3) Más que a sus compañeros: ¿Preguntar si Pedro amaba a Jesús más de lo que amaba a sus amigos íntimos y compañeros pescadores?
Personalmente, creo que lo que quiso decir fue: “¿Me amas más que a estos peces que acabas de disfrutar?”.
Jesús repite la pregunta, tal como se registra en el versículo 16. Se utilizan las mismas palabras griegas para referirse al amor que en el versículo 15. Luego, en el versículo 17, Jesús emplea la palabra “phileo”, según consta en el texto griego. Ha habido diversos comentarios sobre las implicaciones de que Jesús utilice “agapao” al principio y luego cambie a “phileo”; a menudo, se describe el amor que Pedro sentía en aquel momento como deficiente de alguna manera.
¿Podría haber otra forma de explicar estos versículos? El siguiente análisis de los versículos de Juan 21 se encuentra en el “Diccionario bíblico de Easton” (versión electrónica), bajo la entrada “Amor”.
“Esta palabra parece requerir explicación únicamente en el caso de su uso por parte de nuestro Señor durante su encuentro con “Simón, hijo de Jonás”, tras su resurrección (Juan 21:16, 17).

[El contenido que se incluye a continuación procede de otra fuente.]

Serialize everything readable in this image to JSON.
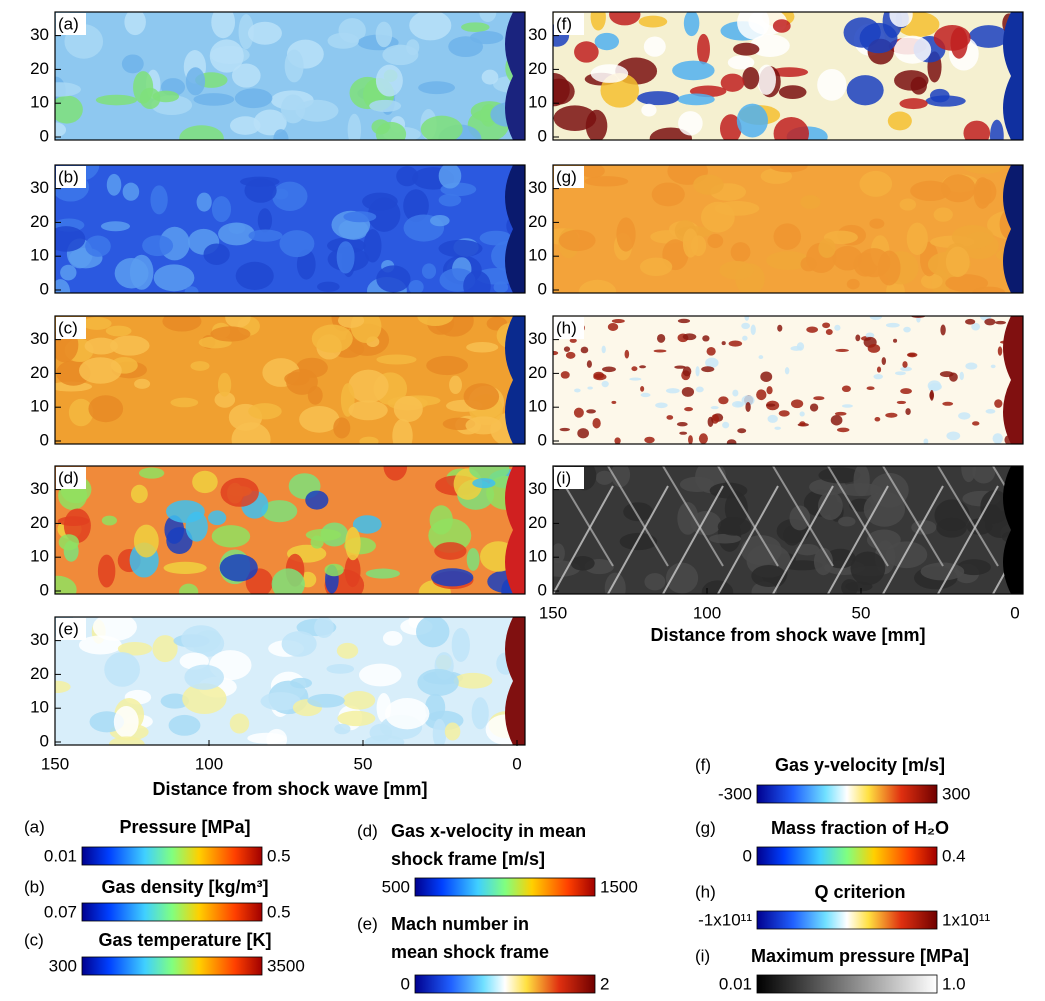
{
  "panels": [
    {
      "label": "(a)",
      "yticks": [
        0,
        10,
        20,
        30
      ]
    },
    {
      "label": "(b)",
      "yticks": [
        0,
        10,
        20,
        30
      ]
    },
    {
      "label": "(c)",
      "yticks": [
        0,
        10,
        20,
        30
      ]
    },
    {
      "label": "(d)",
      "yticks": [
        0,
        10,
        20,
        30
      ]
    },
    {
      "label": "(e)",
      "yticks": [
        0,
        10,
        20,
        30
      ]
    },
    {
      "label": "(f)",
      "yticks": [
        0,
        10,
        20,
        30
      ]
    },
    {
      "label": "(g)",
      "yticks": [
        0,
        10,
        20,
        30
      ]
    },
    {
      "label": "(h)",
      "yticks": [
        0,
        10,
        20,
        30
      ]
    },
    {
      "label": "(i)",
      "yticks": [
        0,
        10,
        20,
        30
      ]
    }
  ],
  "x_axes": [
    {
      "ticks": [
        150,
        100,
        50,
        0
      ],
      "label": "Distance from shock wave [mm]"
    },
    {
      "ticks": [
        150,
        100,
        50,
        0
      ],
      "label": "Distance from shock wave [mm]"
    }
  ],
  "colorbars": [
    {
      "label": "(a)",
      "title": [
        "Pressure [MPa]"
      ],
      "min": "0.01",
      "max": "0.5"
    },
    {
      "label": "(b)",
      "title": [
        "Gas density [kg/m³]"
      ],
      "min": "0.07",
      "max": "0.5"
    },
    {
      "label": "(c)",
      "title": [
        "Gas temperature [K]"
      ],
      "min": "300",
      "max": "3500"
    },
    {
      "label": "(d)",
      "title": [
        "Gas x-velocity in mean",
        "shock frame [m/s]"
      ],
      "min": "500",
      "max": "1500"
    },
    {
      "label": "(e)",
      "title": [
        "Mach number in",
        "mean shock frame"
      ],
      "min": "0",
      "max": "2"
    },
    {
      "label": "(f)",
      "title": [
        "Gas y-velocity [m/s]"
      ],
      "min": "-300",
      "max": "300"
    },
    {
      "label": "(g)",
      "title": [
        "Mass fraction of H₂O"
      ],
      "min": "0",
      "max": "0.4"
    },
    {
      "label": "(h)",
      "title": [
        "Q criterion"
      ],
      "min": "-1x10¹¹",
      "max": "1x10¹¹"
    },
    {
      "label": "(i)",
      "title": [
        "Maximum pressure [MPa]"
      ],
      "min": "0.01",
      "max": "1.0"
    }
  ]
}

Cuando nuestro Señor pregunta: “¿Me amas?”, utiliza la palabra griega “agapas”; y cuando Simón responde, emplea la palabra griega “philo”, es decir, “amo”. Este es el uso que se da en la primera y la segunda pregunta formuladas por el Señor; sin embargo, en la tercera, el Señor utiliza la misma palabra que Simón. La distinción entre estos dos términos griegos es descrita acertadamente por Trench de la siguiente manera: “‘Agapas’ conlleva más juicio y elección deliberada; ‘phileo’ implica más apego y un afecto personal particular. Así, el ‘¿Me amas?’ (gr. “agapas”) en labios del Señor le parece a Pedro, en ese momento, una palabra demasiado fría, como si su Señor lo mantuviera a distancia o, al menos, no lo invitara a acercarse tal como él deseaba hacerlo en aquel instante, impulsado por el anhelo apasionado de su corazón. Por ello, deja de lado esa palabra y la sustituye por su propio “amo” (gr. “philo”, que expresa mayor intensidad. Repite la misma acción una segunda vez. Y finalmente triunfa; pues cuando el Señor pregunta por tercera vez si le ama, lo hace utilizando la única palabra que satisface a Pedro (“¿Me amas?”, gr. “phileis”), la única que reclama de él ese apego y afecto personal con el que, en verdad, sabe que su corazón está lleno’”.
Creo que vale la pena considerar esta explicación. Aunque el verbo griego para “amor” que se utiliza con mayor frecuencia es “agapao”, existen varios versículos donde se emplea “phileo” de una manera significativa e instructiva. “Porque el Padre ama (“phileo”) al Hijo, y le muestra todas las cosas que Él mismo hace; y le mostrará obras mayores que estas, para que vosotros os maravilléis” (Juan 5:20). “Pues el Padre mismo os ama (“phileo”), porque vosotros me habéis amado (“phileo”) y habéis creído que yo salí de Dios” (Juan 16:27). Véanse también Juan 20:2; 1 Corintios 16:22; Apocalipsis 3:19.
Ciertamente, el amor expresado en estos versículos no carece de nada; transmite un vínculo emocional y sincero, lleno de afecto.
En nuestro caminar diario como cristianos, tú y yo debemos manifestar tanto el “agapao” como el “phileo” al expresar nuestro amor y compromiso en nuestra relación con Dios Padre, con Jesucristo y los unos con los otros como seres humanos.
Permítame sugerirle que, durante las próximas fiestas de otoño, incluida la Fiesta de los Tabernáculos, se asegure de dedicar el tiempo tan necesario a la oración y de reflexionar sobre lo que Cristo nos enseñó a todos a través de esta interacción registrada entre Él, como nuestro Salvador, y Pedro.
¡Amigos, brazos arriba! Nuestras oraciones y pensamientos están con ustedes todos los dias. Por favor, oren por nosotros.